5.7 To Intercept or Not To Intercept

5.7 To Intercept or Not To Intercept

Interception caching, a.k.a. connection hijacking, is extremely attractive to proxy and network administrators because it eliminates client configuration headaches . Users no longer need to know how to configure proxies in their browser. Furthermore, it works with all web clients ; administrators don't need specific instructions for Lynx, Internet Explorer, Netscape Navigator, and their different versions. With interception caching, administrators have greater control over the traffic sent to each cache. It becomes very easy to add or remove caches from a cluster or to disable caching altogether.

A related benefit is the sheer number of users using the cache. When users are given a choice to use proxies, most choose not to. With interception caching, however, they have no choice. The larger user base drives up hit ratios and saves more wide-area Internet bandwidth.

The most significant drawback to interception caching is that users lose some control over their web traffic. When problems occur, they can't fix the problem themselves , assuming they even know how. Another important consequence of connection hijacking is that it affects more than just end users and web browsers. This is clearly evident in the case of Digex and Cybercash.
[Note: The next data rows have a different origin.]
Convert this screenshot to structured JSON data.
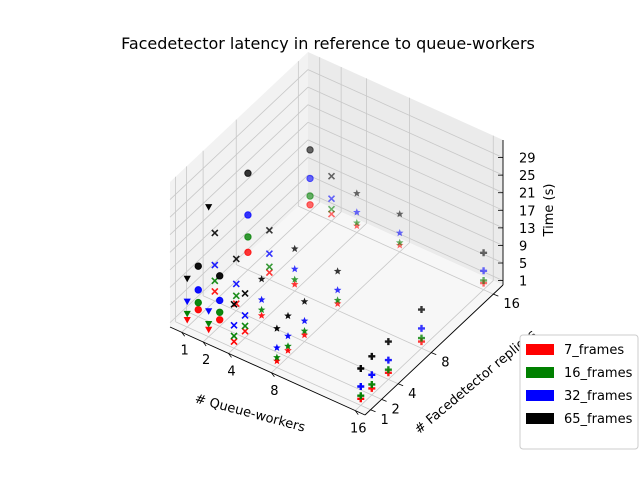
{
  "chart_data": {
    "type": "scatter",
    "projection": "3d",
    "title": "Facedetector latency in reference to queue-workers",
    "xlabel": "# Queue-workers",
    "ylabel": "# Facedetector replicas",
    "zlabel": "Time (s)",
    "xticks": [
      "1",
      "2",
      "4",
      "8",
      "16"
    ],
    "yticks": [
      "1",
      "2",
      "4",
      "8",
      "16"
    ],
    "zticks": [
      "1",
      "5",
      "9",
      "13",
      "17",
      "21",
      "25",
      "29"
    ],
    "zlim": [
      0,
      33
    ],
    "grid": true,
    "legend_position": "lower-right",
    "series": [
      {
        "name": "7_frames",
        "color": "#ff0000",
        "points": [
          {
            "x": 1,
            "y": 1,
            "z": 1.6,
            "marker": "v"
          },
          {
            "x": 1,
            "y": 2,
            "z": 1.6,
            "marker": "o"
          },
          {
            "x": 1,
            "y": 4,
            "z": 2.2,
            "marker": "x"
          },
          {
            "x": 1,
            "y": 8,
            "z": 4.0,
            "marker": "o"
          },
          {
            "x": 1,
            "y": 16,
            "z": 1.5,
            "marker": "o"
          },
          {
            "x": 2,
            "y": 1,
            "z": 1.6,
            "marker": "v"
          },
          {
            "x": 2,
            "y": 2,
            "z": 1.5,
            "marker": "o"
          },
          {
            "x": 2,
            "y": 4,
            "z": 1.6,
            "marker": "x"
          },
          {
            "x": 2,
            "y": 8,
            "z": 1.6,
            "marker": "x"
          },
          {
            "x": 2,
            "y": 16,
            "z": 1.6,
            "marker": "x"
          },
          {
            "x": 4,
            "y": 1,
            "z": 1.5,
            "marker": "x"
          },
          {
            "x": 4,
            "y": 2,
            "z": 1.5,
            "marker": "x"
          },
          {
            "x": 4,
            "y": 4,
            "z": 1.5,
            "marker": "*"
          },
          {
            "x": 4,
            "y": 8,
            "z": 1.5,
            "marker": "*"
          },
          {
            "x": 4,
            "y": 16,
            "z": 1.5,
            "marker": "*"
          },
          {
            "x": 8,
            "y": 1,
            "z": 1.5,
            "marker": "*"
          },
          {
            "x": 8,
            "y": 2,
            "z": 1.5,
            "marker": "*"
          },
          {
            "x": 8,
            "y": 4,
            "z": 1.5,
            "marker": "*"
          },
          {
            "x": 8,
            "y": 8,
            "z": 1.5,
            "marker": "*"
          },
          {
            "x": 8,
            "y": 16,
            "z": 1.5,
            "marker": "*"
          },
          {
            "x": 16,
            "y": 1,
            "z": 1.5,
            "marker": "P"
          },
          {
            "x": 16,
            "y": 2,
            "z": 1.5,
            "marker": "P"
          },
          {
            "x": 16,
            "y": 4,
            "z": 1.5,
            "marker": "P"
          },
          {
            "x": 16,
            "y": 8,
            "z": 1.5,
            "marker": "P"
          },
          {
            "x": 16,
            "y": 16,
            "z": 1.5,
            "marker": "P"
          }
        ]
      },
      {
        "name": "16_frames",
        "color": "#008000",
        "points": [
          {
            "x": 1,
            "y": 1,
            "z": 3.0,
            "marker": "v"
          },
          {
            "x": 1,
            "y": 2,
            "z": 3.2,
            "marker": "o"
          },
          {
            "x": 1,
            "y": 4,
            "z": 4.6,
            "marker": "x"
          },
          {
            "x": 1,
            "y": 8,
            "z": 7.5,
            "marker": "o"
          },
          {
            "x": 1,
            "y": 16,
            "z": 3.5,
            "marker": "o"
          },
          {
            "x": 2,
            "y": 1,
            "z": 2.9,
            "marker": "v"
          },
          {
            "x": 2,
            "y": 2,
            "z": 3.2,
            "marker": "o"
          },
          {
            "x": 2,
            "y": 4,
            "z": 3.4,
            "marker": "x"
          },
          {
            "x": 2,
            "y": 8,
            "z": 2.9,
            "marker": "x"
          },
          {
            "x": 2,
            "y": 16,
            "z": 2.7,
            "marker": "x"
          },
          {
            "x": 4,
            "y": 1,
            "z": 2.8,
            "marker": "x"
          },
          {
            "x": 4,
            "y": 2,
            "z": 2.7,
            "marker": "x"
          },
          {
            "x": 4,
            "y": 4,
            "z": 2.8,
            "marker": "*"
          },
          {
            "x": 4,
            "y": 8,
            "z": 2.6,
            "marker": "*"
          },
          {
            "x": 4,
            "y": 16,
            "z": 2.2,
            "marker": "*"
          },
          {
            "x": 8,
            "y": 1,
            "z": 2.3,
            "marker": "*"
          },
          {
            "x": 8,
            "y": 2,
            "z": 2.5,
            "marker": "*"
          },
          {
            "x": 8,
            "y": 4,
            "z": 2.4,
            "marker": "*"
          },
          {
            "x": 8,
            "y": 8,
            "z": 2.3,
            "marker": "*"
          },
          {
            "x": 8,
            "y": 16,
            "z": 2.1,
            "marker": "*"
          },
          {
            "x": 16,
            "y": 1,
            "z": 2.2,
            "marker": "P"
          },
          {
            "x": 16,
            "y": 2,
            "z": 2.4,
            "marker": "P"
          },
          {
            "x": 16,
            "y": 4,
            "z": 2.2,
            "marker": "P"
          },
          {
            "x": 16,
            "y": 8,
            "z": 2.3,
            "marker": "P"
          },
          {
            "x": 16,
            "y": 16,
            "z": 2.1,
            "marker": "P"
          }
        ]
      },
      {
        "name": "32_frames",
        "color": "#0000ff",
        "points": [
          {
            "x": 1,
            "y": 1,
            "z": 5.8,
            "marker": "v"
          },
          {
            "x": 1,
            "y": 2,
            "z": 6.1,
            "marker": "o"
          },
          {
            "x": 1,
            "y": 4,
            "z": 8.2,
            "marker": "x"
          },
          {
            "x": 1,
            "y": 8,
            "z": 12.5,
            "marker": "o"
          },
          {
            "x": 1,
            "y": 16,
            "z": 7.5,
            "marker": "o"
          },
          {
            "x": 2,
            "y": 1,
            "z": 5.8,
            "marker": "v"
          },
          {
            "x": 2,
            "y": 2,
            "z": 5.9,
            "marker": "o"
          },
          {
            "x": 2,
            "y": 4,
            "z": 6.1,
            "marker": "x"
          },
          {
            "x": 2,
            "y": 8,
            "z": 5.9,
            "marker": "x"
          },
          {
            "x": 2,
            "y": 16,
            "z": 5.1,
            "marker": "x"
          },
          {
            "x": 4,
            "y": 1,
            "z": 5.2,
            "marker": "x"
          },
          {
            "x": 4,
            "y": 2,
            "z": 5.1,
            "marker": "x"
          },
          {
            "x": 4,
            "y": 4,
            "z": 5.1,
            "marker": "*"
          },
          {
            "x": 4,
            "y": 8,
            "z": 5.0,
            "marker": "*"
          },
          {
            "x": 4,
            "y": 16,
            "z": 4.6,
            "marker": "*"
          },
          {
            "x": 8,
            "y": 1,
            "z": 4.5,
            "marker": "*"
          },
          {
            "x": 8,
            "y": 2,
            "z": 4.8,
            "marker": "*"
          },
          {
            "x": 8,
            "y": 4,
            "z": 4.7,
            "marker": "*"
          },
          {
            "x": 8,
            "y": 8,
            "z": 4.6,
            "marker": "*"
          },
          {
            "x": 8,
            "y": 16,
            "z": 4.3,
            "marker": "*"
          },
          {
            "x": 16,
            "y": 1,
            "z": 4.3,
            "marker": "P"
          },
          {
            "x": 16,
            "y": 2,
            "z": 4.6,
            "marker": "P"
          },
          {
            "x": 16,
            "y": 4,
            "z": 4.4,
            "marker": "P"
          },
          {
            "x": 16,
            "y": 8,
            "z": 4.5,
            "marker": "P"
          },
          {
            "x": 16,
            "y": 16,
            "z": 4.3,
            "marker": "P"
          }
        ]
      },
      {
        "name": "65_frames",
        "color": "#000000",
        "points": [
          {
            "x": 1,
            "y": 1,
            "z": 11.0,
            "marker": "v"
          },
          {
            "x": 1,
            "y": 2,
            "z": 11.5,
            "marker": "o"
          },
          {
            "x": 1,
            "y": 4,
            "z": 15.5,
            "marker": "x"
          },
          {
            "x": 1,
            "y": 8,
            "z": 22.0,
            "marker": "o"
          },
          {
            "x": 1,
            "y": 16,
            "z": 14.0,
            "marker": "o"
          },
          {
            "x": 2,
            "y": 1,
            "z": 29.5,
            "marker": "v"
          },
          {
            "x": 2,
            "y": 2,
            "z": 11.5,
            "marker": "o"
          },
          {
            "x": 2,
            "y": 4,
            "z": 11.8,
            "marker": "x"
          },
          {
            "x": 2,
            "y": 8,
            "z": 11.2,
            "marker": "x"
          },
          {
            "x": 2,
            "y": 16,
            "z": 10.2,
            "marker": "x"
          },
          {
            "x": 4,
            "y": 1,
            "z": 10.0,
            "marker": "x"
          },
          {
            "x": 4,
            "y": 2,
            "z": 10.1,
            "marker": "x"
          },
          {
            "x": 4,
            "y": 4,
            "z": 9.8,
            "marker": "*"
          },
          {
            "x": 4,
            "y": 8,
            "z": 9.6,
            "marker": "*"
          },
          {
            "x": 4,
            "y": 16,
            "z": 8.9,
            "marker": "*"
          },
          {
            "x": 8,
            "y": 1,
            "z": 8.9,
            "marker": "*"
          },
          {
            "x": 8,
            "y": 2,
            "z": 9.4,
            "marker": "*"
          },
          {
            "x": 8,
            "y": 4,
            "z": 9.1,
            "marker": "*"
          },
          {
            "x": 8,
            "y": 8,
            "z": 8.9,
            "marker": "*"
          },
          {
            "x": 8,
            "y": 16,
            "z": 8.6,
            "marker": "*"
          },
          {
            "x": 16,
            "y": 1,
            "z": 8.4,
            "marker": "P"
          },
          {
            "x": 16,
            "y": 2,
            "z": 8.8,
            "marker": "P"
          },
          {
            "x": 16,
            "y": 4,
            "z": 8.6,
            "marker": "P"
          },
          {
            "x": 16,
            "y": 8,
            "z": 8.8,
            "marker": "P"
          },
          {
            "x": 16,
            "y": 16,
            "z": 8.4,
            "marker": "P"
          }
        ]
      }
    ]
  }
}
Certainly, interception caching was in use long before Digex decided to use it on their network. Why, then, did the issue with Cybercash never come up until then? Mostly because Digex was the first to deploy interception caching in a backbone network. Previously, interception caching had been installed close to web clients, not web servers. There seems to be growing consensus in the Internet community that interception caching is acceptable at the edges of the network, where its effects are highly localized. When used in the network core (i.e., backbones), its effects are widely distributed and difficult to isolate, and thus unacceptable.

Many people feel that WPAD (or something similar) is a better way to "force" clients to use a caching proxy. With WPAD, clients at least understand that they are talking to a proxy rather than the origin server. Of course, there's no reason you can't use both. If you use interception proxying, you can still use WPAD to configure those clients that support it.